Se aspetti la nomina in ruolo da GAE o da una graduatoria di merito, le immissioni in ruolo per l'anno scolastico 2026/27 sono ufficialmente entrate nel vivo. Con la conclusione dell'iter autorizzativo, gli Uffici Scolastici Regionali hanno avviato le operazioni di scorrimento delle graduatorie di merito e le relative convocazioni per le immissioni in ruolo. Gli uffici territoriali sono ora impegnati nel completamento della procedura per coprire i posti vacanti entro la data del primo settembre. La cosa utile da fare adesso è tenere d'occhio i canali ufficiali e rispondere tempestivamente alle convocazioni.
Gli Uffici Scolastici Regionali stanno aggiornando in questi giorni le proprie sezioni dedicate al reclutamento e stanno pubblicando le graduatorie definitive: sono i tasselli che precedono le nomine. Il via ufficiale è scattato con la pubblicazione del decreto ministeriale con il contingente autorizzato.
Perché tutto è fermo in attesa del contingente
Il decreto sul contingente è l'atto che fissa quante assunzioni a tempo indeterminato sono finanziabili e come si distribuiscono tra regioni e classi di concorso. Senza quel numero, gli USR non possono avviare le convocazioni. È bene ricordare che il contingente non crea cattedre nuove: mette un tetto di spesa. Sempre secondo l'elaborazione della UIL Scuola sui dati degli uffici, i posti vacanti dopo la mobilità sfiorano quota 48.000, ma è un bacino potenziale, non la garanzia che verranno coperti tutti.
Come funziona la ripartizione tra GAE e merito
Il meccanismo è quello di sempre, previsto dall'articolo 399 del testo unico sulla scuola (decreto legislativo n. 297 del 1994): metà dei posti autorizzati va alle graduatorie ad esaurimento (GAE) e metà alle graduatorie di merito dei concorsi. Se per una classe di concorso le GAE sono esaurite, la quota non assegnata passa automaticamente all'altro canale. All'interno del bacino concorsuale la priorità è dei vincitori; solo dopo, e nei limiti dei posti, possono rientrare gli idonei della quota aggiuntiva e, come ulteriore passaggio, gli elenchi regionali introdotti quest'anno.
Le due fasi della nomina
Una volta pubblicato il decreto, la macchina si muove in fretta. Il Ministero distribuisce il contingente alle Regioni, gli USR lo ripartiscono tra province, gradi di scuola e classi di concorso e poi avviano le convocazioni, che si svolgono su Istanze Online in due fasi:
- Fase 1 – la provincia. Chi è in GAE conferma la provincia di inserimento ed eventualmente l'ordine di preferenza delle classi di concorso; chi è in graduatoria di merito indica l'ordine di preferenza delle province della regione.

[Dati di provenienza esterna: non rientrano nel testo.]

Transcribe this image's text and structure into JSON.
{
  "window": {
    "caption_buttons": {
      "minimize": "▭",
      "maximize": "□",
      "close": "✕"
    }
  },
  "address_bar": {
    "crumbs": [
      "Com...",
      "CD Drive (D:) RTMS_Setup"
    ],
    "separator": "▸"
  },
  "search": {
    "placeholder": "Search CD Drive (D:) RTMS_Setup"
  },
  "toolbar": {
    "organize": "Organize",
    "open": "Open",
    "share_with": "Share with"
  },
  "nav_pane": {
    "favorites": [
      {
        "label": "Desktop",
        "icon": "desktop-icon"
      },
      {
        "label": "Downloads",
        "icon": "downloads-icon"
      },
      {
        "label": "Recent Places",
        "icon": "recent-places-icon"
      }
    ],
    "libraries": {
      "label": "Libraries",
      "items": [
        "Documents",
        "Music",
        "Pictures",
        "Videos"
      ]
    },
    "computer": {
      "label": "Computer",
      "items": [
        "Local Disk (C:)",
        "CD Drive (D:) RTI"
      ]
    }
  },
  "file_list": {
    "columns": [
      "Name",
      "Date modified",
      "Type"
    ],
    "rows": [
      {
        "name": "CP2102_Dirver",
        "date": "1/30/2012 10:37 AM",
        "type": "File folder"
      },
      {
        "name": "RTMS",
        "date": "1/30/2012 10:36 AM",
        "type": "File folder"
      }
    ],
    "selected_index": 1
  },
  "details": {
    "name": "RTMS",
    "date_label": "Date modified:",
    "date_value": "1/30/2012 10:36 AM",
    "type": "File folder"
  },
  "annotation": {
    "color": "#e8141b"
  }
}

- Fase 2 – la sede. Assegnata la provincia, si sceglie la scuola tra quelle rese disponibili dall'USR. Conviene compilare tutte le preferenze, perché in caso di indisponibilità la sede può essere assegnata d'ufficio.
Le finestre per compilare sono tradizionalmente strettissime, spesso poche decine di ore: è questo il motivo per cui il monitoraggio quotidiano fa davvero la differenza.
Un'attenzione in più se sei su più canali
Chi partecipa a più procedure – per esempio GAE e concorso, oppure graduatorie di regioni diverse – farà bene a prestare particolare attenzione: possono arrivare proposte di nomina in parallelo, da gestire seguendo con cura le indicazioni operative che pubblicheranno gli USR. Un'eventuale scelta va ponderata, perché condiziona i passaggi successivi.
Cosa fare adesso
Le convocazioni le gestiscono direttamente gli USR con avvisi dedicati. Le mosse concrete sono poche e semplici:
- Controlla di frequente la sezione news del tuo USR e la pagina del Ministero dedicata alle immissioni in ruolo, dove compaiono i decreti e le istruzioni operative.
- Verifica che le credenziali di Istanze Online funzionino e che l'indirizzo e-mail associato sia attivo: è lì che arrivano le comunicazioni.
- Prepara in anticipo l'ordine delle preferenze di provincia e sede, così da non decidere all'ultimo con la finestra già aperta.
Il quadro provincia per provincia sta diventando concreto dopo l'autorizzazione del contingente e la ripartizione da parte degli USR. L'obiettivo dichiarato è completare le nomine in tempo per la presa di servizio del 1° settembre. La parola d'ordine è una sola: farsi trovare pronti.